There’s no evidence of widespread, systemic issues to warrant a commission of inquiry in New Zealand, regulators have stated.
In a briefing to the Finance and Expenditure Select committee, the Reserve Bank of New Zealand (RBNZ) and the Financial Markets Authority (FMA) say current monitoring work on the issues recently highlighted by the Australian Royal Commission brings no evidence that an inquiry of the same scale is necessary in New Zealand. However, they acknowledge that the work they have initiated may test this view.
On May 4, the regulators called on licensed banks demanding they prove that consumers, regulators and other stakeholders can have full confidence in the financial services industry in New Zealand by May 18. Weeks after this, the regulators sent a letter to licensed life insurance companies demanding detail on how they have addressed the issues and themes arising from the Royal Commission.
During the briefing, the regulators said 11 banks provided their responses, which are being reviewed by a joint working group of FMA and RBNZ staff. The Commerce Commission is also reviewing matters relevant to its remit.
“The submissions are generally extensive and for the most part appear relevant to our request,” the regulators said. “Preliminary assessment has identified some variance in detail and the extent of work already completed and expected to be conducted in the future.
“Some responses indicate a proactive approach to conduct risk, while other banks have not yet begun to fully embed conduct risk, governance or oversight into their operations,” they added.
Other responses as outlined by the RBNZ and the FMA cover:
- A description of internal and external reviews conducted in recent years;
- Future programmes of work to address a number of areas and provide additional assurance;
- Examples of issues identified and their remediation processes.
The RBNZ and FMA said they will be requesting further information and verification from all the banks where necessary.
“A high bar will be set in meeting our expectations and demonstrating a sufficient level of assurance in regard to good conduct and culture,” they said. “Currently we consider it is appropriate to prioritise our work on banks and life insurers; we haven’t made any decision as to whether to expand that focus in the future.”

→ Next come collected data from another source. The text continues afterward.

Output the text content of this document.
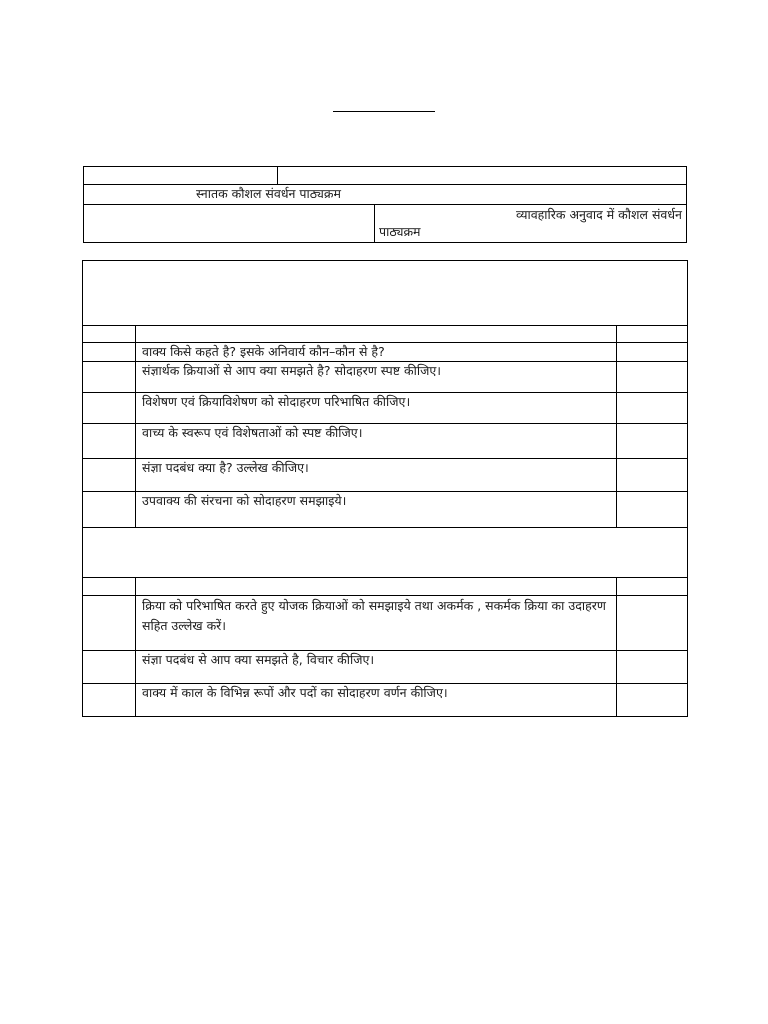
स्नातक कौशल संवर्धन पाठ्यक्रम		

		व्यावहारिक अनुवाद में कौशल संवर्धन
पाठ्यक्रम

	वाक्य किसे कहते है? इसके अनिवार्य कौन–कौन से है?	
	संज्ञार्थक क्रियाओं से आप क्या समझते है? सोदाहरण स्पष्ट कीजिए।	
	विशेषण एवं क्रियाविशेषण को सोदाहरण परिभाषित कीजिए।	
	वाच्य के स्वरूप एवं विशेषताओं को स्पष्ट कीजिए।	
	संज्ञा पदबंध क्या है? उल्लेख कीजिए।	
	उपवाक्य की संरचना को सोदाहरण समझाइये।	

	क्रिया को परिभाषित करते हुए योजक क्रियाओं को समझाइये तथा अकर्मक , सकर्मक क्रिया का उदाहरण सहित उल्लेख करें।	
	संज्ञा पदबंध से आप क्या समझते है, विचार कीजिए।	
	वाक्य में काल के विभिन्न रूपों और पदों का सोदाहरण वर्णन कीजिए।	
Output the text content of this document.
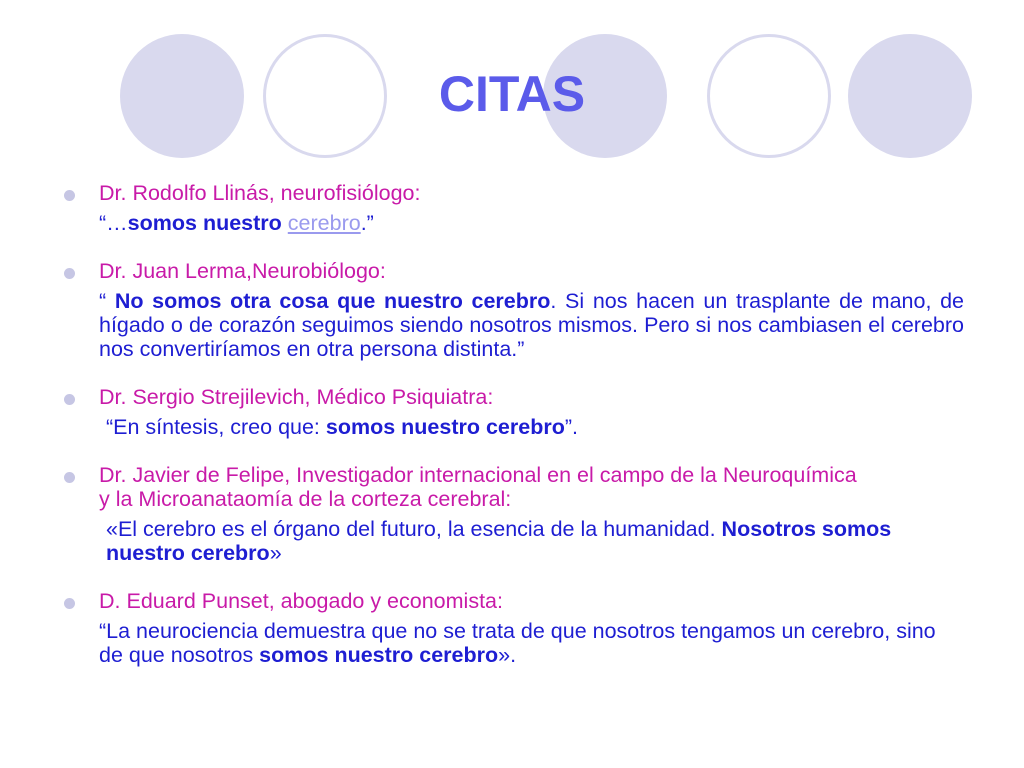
CITAS
Dr. Rodolfo Llinás, neurofisiólogo:
“…somos nuestro cerebro.”
Dr. Juan Lerma,Neurobiólogo:
“ No somos otra cosa que nuestro cerebro. Si nos hacen un trasplante de mano, de hígado o de corazón seguimos siendo nosotros mismos. Pero si nos cambiasen el cerebro nos convertiríamos en otra persona distinta.”
Dr. Sergio Strejilevich, Médico Psiquiatra:
“En síntesis, creo que: somos nuestro cerebro”.
Dr. Javier de Felipe, Investigador internacional en el campo de la Neuroquímica y la Microanataomía de la corteza cerebral:
«El cerebro es el órgano del futuro, la esencia de la humanidad. Nosotros somos nuestro cerebro»
D. Eduard Punset, abogado y economista:
“La neurociencia demuestra que no se trata de que nosotros tengamos un cerebro, sino de que nosotros somos nuestro cerebro».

The regulators also said a number of relevant legislative frameworks are already under review, and that they, too, have significant existing work programmes across a number of relevant sectors.
“As we progress our inquiries, we will also identify any areas within the framework for regulation of retail financial services where we consider there are regulatory or supervisory gaps or inefficiencies,” they added.
The findings by New Zealand regulators are expected to be out in October/November. The Royal Commission is expected to issue an initial report in September 2018 and a final report, with recommendations, by February 2019.